“Indeed I will. You have shown that you can dance, and you know we are not really so much brother and sister as to make it at all improper.”
“Brother and sister!—no, indeed.”
As ill luck will have it, the very next day Frank Churchill rescues Harriet Smith from the rudeness of a party of tramps and gipsies, and brings her on his arm to the nearest house (Hartfield); when, acting according to the instincts of such amiable but helpless heroines, Harriet immediately faints away.
Such a romantic adventure is not lost on Emma. It stimulates immensely her idle dream of how handsome a young couple Frank Churchill and Harriet would make, and how desirable it would be to bring them together.
Emma is not deterred from this last mischievous crochet, by a special revelation of Harriet’s former foolish sentiments, which the girl considers herself called on to make. Mr. Elton has behaved so very badly to Harriet, that meek as the girl is, she can admire him at a humble distance no longer. She brings solemnly to Emma a little Tunbridge box, full of treasures which have become valueless, and which Harriet wishes Miss Woodhouse should see her destroy. There is a bit of court-plaister, left over from a piece with which Emma had made Harriet supply Mr. Elton, when he had happened to cut his hand in their service. There is also a stump of a pencil, which he flung aside after he had used up the lead in writing a recipe for spruce-beer, at Mr. Knightley’s dictation.
Emma is lost between wonder and shame. Harriet’s auto da fé has a double motive. She can no longer reverence Mr. Elton, and she can reverence another man, for whose sake she vaguely protests she is determined to remain single, since it would be utter presumption in her to think he could ever seek her out.

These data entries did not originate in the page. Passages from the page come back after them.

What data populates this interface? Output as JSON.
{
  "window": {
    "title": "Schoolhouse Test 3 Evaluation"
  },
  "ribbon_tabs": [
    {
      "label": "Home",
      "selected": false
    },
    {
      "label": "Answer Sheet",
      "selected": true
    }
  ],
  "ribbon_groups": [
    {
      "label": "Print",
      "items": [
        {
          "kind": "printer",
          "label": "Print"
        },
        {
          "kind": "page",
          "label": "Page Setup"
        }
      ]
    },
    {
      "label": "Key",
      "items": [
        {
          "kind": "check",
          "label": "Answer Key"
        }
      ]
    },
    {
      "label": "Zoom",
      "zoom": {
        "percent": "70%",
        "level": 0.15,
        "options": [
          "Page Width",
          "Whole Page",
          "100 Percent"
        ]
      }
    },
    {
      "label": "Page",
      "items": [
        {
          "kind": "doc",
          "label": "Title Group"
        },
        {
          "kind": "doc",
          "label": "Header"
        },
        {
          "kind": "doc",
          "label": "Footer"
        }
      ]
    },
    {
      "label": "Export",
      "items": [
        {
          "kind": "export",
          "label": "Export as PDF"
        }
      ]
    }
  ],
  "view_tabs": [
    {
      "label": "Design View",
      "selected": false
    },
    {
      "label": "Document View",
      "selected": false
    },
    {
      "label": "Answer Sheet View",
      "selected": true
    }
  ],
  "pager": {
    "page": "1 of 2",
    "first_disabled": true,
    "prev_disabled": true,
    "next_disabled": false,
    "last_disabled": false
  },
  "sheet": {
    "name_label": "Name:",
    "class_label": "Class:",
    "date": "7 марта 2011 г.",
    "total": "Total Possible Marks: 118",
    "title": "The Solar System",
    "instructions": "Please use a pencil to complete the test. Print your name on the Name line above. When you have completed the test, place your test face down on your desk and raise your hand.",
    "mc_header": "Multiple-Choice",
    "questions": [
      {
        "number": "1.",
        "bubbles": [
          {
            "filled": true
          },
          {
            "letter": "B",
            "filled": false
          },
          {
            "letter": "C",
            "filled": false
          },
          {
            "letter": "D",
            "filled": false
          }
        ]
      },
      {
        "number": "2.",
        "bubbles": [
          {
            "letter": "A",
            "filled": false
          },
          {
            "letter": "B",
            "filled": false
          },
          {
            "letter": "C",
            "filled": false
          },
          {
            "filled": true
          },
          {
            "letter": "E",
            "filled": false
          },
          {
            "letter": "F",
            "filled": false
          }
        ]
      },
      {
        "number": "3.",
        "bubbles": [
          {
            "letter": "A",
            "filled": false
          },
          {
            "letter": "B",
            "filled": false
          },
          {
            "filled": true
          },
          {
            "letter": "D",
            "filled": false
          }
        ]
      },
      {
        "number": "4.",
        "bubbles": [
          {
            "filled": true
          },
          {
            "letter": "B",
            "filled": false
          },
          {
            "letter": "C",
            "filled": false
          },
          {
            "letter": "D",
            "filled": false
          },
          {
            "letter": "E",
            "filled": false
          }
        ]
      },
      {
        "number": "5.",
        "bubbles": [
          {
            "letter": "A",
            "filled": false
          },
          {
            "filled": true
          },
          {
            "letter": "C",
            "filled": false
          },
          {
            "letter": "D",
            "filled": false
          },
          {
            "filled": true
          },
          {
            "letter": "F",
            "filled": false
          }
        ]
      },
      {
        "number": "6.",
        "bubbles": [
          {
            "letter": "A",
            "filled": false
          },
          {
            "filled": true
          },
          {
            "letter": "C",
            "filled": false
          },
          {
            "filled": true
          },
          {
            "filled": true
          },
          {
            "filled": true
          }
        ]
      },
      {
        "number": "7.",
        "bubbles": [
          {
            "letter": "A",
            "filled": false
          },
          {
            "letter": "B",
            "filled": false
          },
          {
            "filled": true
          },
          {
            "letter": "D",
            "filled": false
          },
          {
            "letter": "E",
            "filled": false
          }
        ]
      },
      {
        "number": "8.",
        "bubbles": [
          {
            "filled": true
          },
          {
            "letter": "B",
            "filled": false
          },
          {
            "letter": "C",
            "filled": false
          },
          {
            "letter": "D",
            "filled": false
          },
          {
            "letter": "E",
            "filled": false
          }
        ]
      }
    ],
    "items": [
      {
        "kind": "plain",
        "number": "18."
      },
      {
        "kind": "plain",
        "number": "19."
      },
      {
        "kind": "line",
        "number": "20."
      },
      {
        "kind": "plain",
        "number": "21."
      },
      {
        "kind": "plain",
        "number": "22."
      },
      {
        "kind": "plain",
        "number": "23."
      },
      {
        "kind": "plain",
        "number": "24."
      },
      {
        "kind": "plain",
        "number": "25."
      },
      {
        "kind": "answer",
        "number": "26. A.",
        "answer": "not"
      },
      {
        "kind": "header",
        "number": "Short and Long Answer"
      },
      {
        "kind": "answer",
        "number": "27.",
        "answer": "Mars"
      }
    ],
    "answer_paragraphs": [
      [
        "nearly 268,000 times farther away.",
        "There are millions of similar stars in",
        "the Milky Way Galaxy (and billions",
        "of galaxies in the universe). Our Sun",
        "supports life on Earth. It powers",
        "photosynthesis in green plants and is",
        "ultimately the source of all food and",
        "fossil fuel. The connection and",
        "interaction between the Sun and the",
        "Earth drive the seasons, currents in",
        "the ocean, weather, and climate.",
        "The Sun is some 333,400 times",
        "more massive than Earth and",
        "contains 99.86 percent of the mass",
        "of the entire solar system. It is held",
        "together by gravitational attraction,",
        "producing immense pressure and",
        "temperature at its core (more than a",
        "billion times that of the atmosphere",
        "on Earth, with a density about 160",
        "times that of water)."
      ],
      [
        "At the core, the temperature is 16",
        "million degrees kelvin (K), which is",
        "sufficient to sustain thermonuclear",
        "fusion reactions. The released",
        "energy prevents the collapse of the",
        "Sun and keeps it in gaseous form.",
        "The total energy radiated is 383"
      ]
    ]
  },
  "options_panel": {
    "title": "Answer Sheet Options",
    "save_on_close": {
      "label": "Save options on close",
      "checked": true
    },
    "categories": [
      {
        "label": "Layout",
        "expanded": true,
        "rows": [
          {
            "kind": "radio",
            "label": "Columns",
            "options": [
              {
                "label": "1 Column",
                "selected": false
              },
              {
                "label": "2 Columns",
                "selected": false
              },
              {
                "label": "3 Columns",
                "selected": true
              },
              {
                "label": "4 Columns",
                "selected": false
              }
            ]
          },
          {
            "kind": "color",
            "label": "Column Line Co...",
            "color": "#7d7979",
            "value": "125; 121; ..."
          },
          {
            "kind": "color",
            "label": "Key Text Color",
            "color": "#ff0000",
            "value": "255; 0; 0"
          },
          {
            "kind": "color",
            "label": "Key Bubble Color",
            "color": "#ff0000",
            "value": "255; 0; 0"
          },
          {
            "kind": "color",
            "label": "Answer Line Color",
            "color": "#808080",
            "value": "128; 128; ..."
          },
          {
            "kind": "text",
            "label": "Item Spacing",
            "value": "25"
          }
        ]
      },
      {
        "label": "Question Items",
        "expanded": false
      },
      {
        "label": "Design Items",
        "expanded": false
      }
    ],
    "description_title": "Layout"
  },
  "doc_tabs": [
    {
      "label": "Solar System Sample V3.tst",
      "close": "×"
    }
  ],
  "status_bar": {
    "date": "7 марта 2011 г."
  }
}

Emma gathers as much as this from her companion, and hesitates, with just a grain of dawning prudence, whether she ought to speak, or let Harriet’s heroic resolution pass in silence.
But Harriet may think it unkind; besides, just a little encouragement, judiciously administered, may not be amiss to check further confidences on Harriet’s part. She is to be shown that her “dear Miss Woodhouse” does not disapprove of her aspirations, and at the same time made to comprehend that the old, improper, undesirable discussion of hopes and chances is not to be renewed. Therefore, without mentioning Frank Churchill’s name, Emma tells Harriet that her feelings are natural and honourable to her, and at the same time bestows on her some excellent significant advice about not giving way to her feelings; on the contrary, she must let the gentleman’s behaviour be the guide to her sentiments as well as to her conduct. But Emma rather undoes her teaching by volunteering an additional “He is your superior, no doubt, and there do seem objections and obstacles of a very serious nature; but yet, Harriet, more wonderful things have taken place; there have been matches of greater disparity.”
At the end of the little lecture Harriet is at once grateful and submissive.
In the course of the summer, when, from Mr. and Mrs. Churchill’s staying so near as Richmond, Frank Churchill can come often to Randalls, Mr. Knightley, who has taken an early dislike to the popular young man, learns to dislike him still more. He, Mr. Knightley, begins to suspect double dealing on Frank Churchill’s part, double dealing which has to do with Emma Woodhouse and Jane Fairfax. It seems plain that Emma is his object. His own attentions coincide with his father’s hints, and his step-mother’s guarded silence. But while all their world is giving Frank Churchill to Emma, and Emma herself is secretly giving him to Harriet, Mr. Knightley learns to suspect him of an inclination to trifle with Jane Fairfax.